Sunday, December 7, 2014

Ghosts of Christmas Past, Present and Future

I'm not sure what it is.  There is a feeling that comes over me every December.  I’m not depressed, not even sad, really, but sentimental
…very sentimental.
And it's not over every Christmas past.   But like Scrooge, (or Scrooged if you like movies, like I do) one stands out.  Winter in general stands out with Mr. Hopeful.  It was winter all those decades ago where he and I talked on a snowy hike about a possible future together….
and it was winter when we broke up years later…
and (did you know) when it snows, (cue song)…I can’t help but see his face, at both those moments.  Have I told you lately that I think my relationship with him, over the years, has really helped me to understand how close love and hate really are?  Now don’t go jumping of ledges here, breath and hear me out.

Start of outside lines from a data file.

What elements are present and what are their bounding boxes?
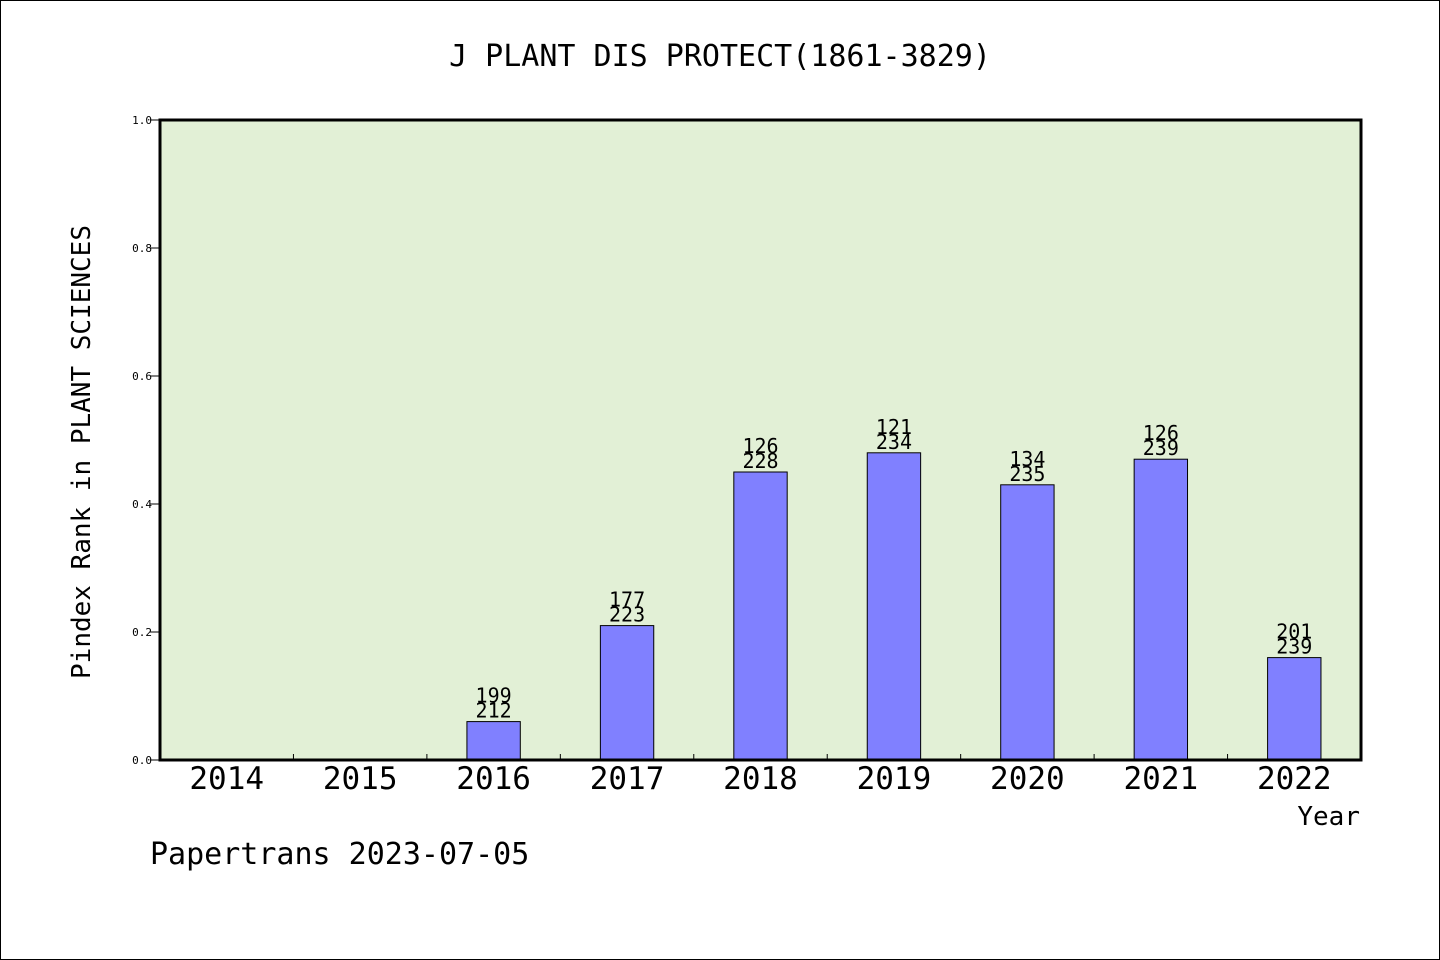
bar [1000,484,1055,761]
bar-rank-label: 126 [1143,421,1179,445]
bar-total-label: 239 [1143,436,1179,460]
y-tick-label: 0.0 [132,754,152,767]
bar-total-label: 212 [476,699,512,723]
x-tick-label: 2021 [1124,761,1199,797]
y-tick-label: 0.8 [132,242,152,255]
y-axis-label: Pindex Rank in PLANT SCIENCES [67,225,97,679]
bar [1267,657,1322,761]
bar-total-label: 235 [1009,462,1045,486]
bar-rank-label: 201 [1276,620,1312,644]
x-tick-label: 2017 [590,761,665,797]
bar [599,625,655,761]
bar-total-label: 228 [742,449,778,473]
bar-total-label: 223 [609,603,645,627]
bar-rank-label: 199 [476,684,512,708]
x-tick-label: 2015 [323,761,398,797]
bar [733,471,788,761]
footer-text: Papertrans 2023-07-05 [150,837,529,872]
y-tick-label: 1.0 [132,114,152,127]
y-tick-label: 0.4 [132,498,152,511]
x-tick-label: 2014 [189,761,264,797]
bar [466,721,521,761]
y-tick-label: 0.6 [132,370,152,383]
bar-total-label: 239 [1276,635,1312,659]
chart-title: J PLANT DIS PROTECT(1861-3829) [449,39,991,74]
plot-border [158,118,1363,762]
bar [1133,458,1189,761]
bar-rank-label: 121 [876,415,912,439]
bar-rank-label: 126 [742,434,778,458]
bar-rank-label: 177 [609,588,645,612]
x-tick-label: 2020 [990,761,1065,797]
x-tick-label: 2018 [723,761,798,797]
bar-total-label: 234 [876,430,912,454]
bar-rank-label: 134 [1009,447,1045,471]
x-tick-label: 2022 [1257,761,1332,797]
x-tick-label: 2016 [456,761,531,797]
y-tick-label: 0.2 [132,626,152,639]
bar [866,452,922,761]
x-axis-label: Year [1297,802,1360,832]
x-tick-label: 2019 [857,761,932,797]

I hate that I met him if we can’t be together….sometimes….
this time of year….more than any other.  And maybe it’s true, its because it’s Thanksgiving and Christmas….and New Years…
Eve….and another year gone without him.  Another year misplaced somehow, and yet, the year for me has been a very successful and happy one. I have had so much good to share with my loved ones….I just wish he was by my side while I was accomplishing them.  My heart says he is.  My heart says he always will be, because he cares about me and always has.  Just because we couldn’t make a relationship work, doesn’t mean we can’t be old friends, does it?  Sharing stories of our kids, and our trials and tribulations in this world.  
Like with all my other friends.  I try.  
God knows I try.  
But with him, its hard to be completely happy for his successes that he shares with her, and his kids.  And while I am happy for him, there is a small, small percentage….maybe 10….that glares with revenge filled satisfaction at his losses.  It used to be closer to 5% but it’s grown this year along with my unfulfilled desires to have an exciting life here in the Windy City.

Thankfully my distracted heart did not spoil any joyous Christmas present with my daughter yesterday.  (pun….lol)  We were shopping in the downtown said windy city, and DAMN why do we live near such a fucking huge lake this far north?!  ARE WE CRAZY?!  Hate lake effect show and ice and wind and fucking wind.  There were a couple of times with our packages in hand where First Daughter and I were almost blown off our feet.  Our inherited 18 dex of clumsy-ness and anti-stumbling saves made quippy remarks of the day a very “Gilmore Girls” moment.  We have a lot of those again in this city.  Another reason it was good for us both to get out of the sad memories of La Crosse.   She still calls it home. I think because First Son is there.  I call Chicago home.  Because I’m here.

Christmas future is starting to bleed into my self-imposed blue Christmas time.  And this is a good thing because I feel a lot more successful when I think of my future than when I think of my past or present.  I know I shouldn’t live in the either the past or future but at least I’m starting to find my future a more pleasant place to be in than my past.  I think its a greater understanding of myself and him and maybe what they call, “being in the present moment”.  I’m trying to fall out of love with him and I’m trying to think of him more in love with her and spending his free time with his family.  I create loving pictures of it in my mind to keep me from …
well to keep me from doing anything I may regret.
 I think this is growth, albeit strange and dangerous pendulum growth, but any growth is good, right?  She asked suggestive of agreement.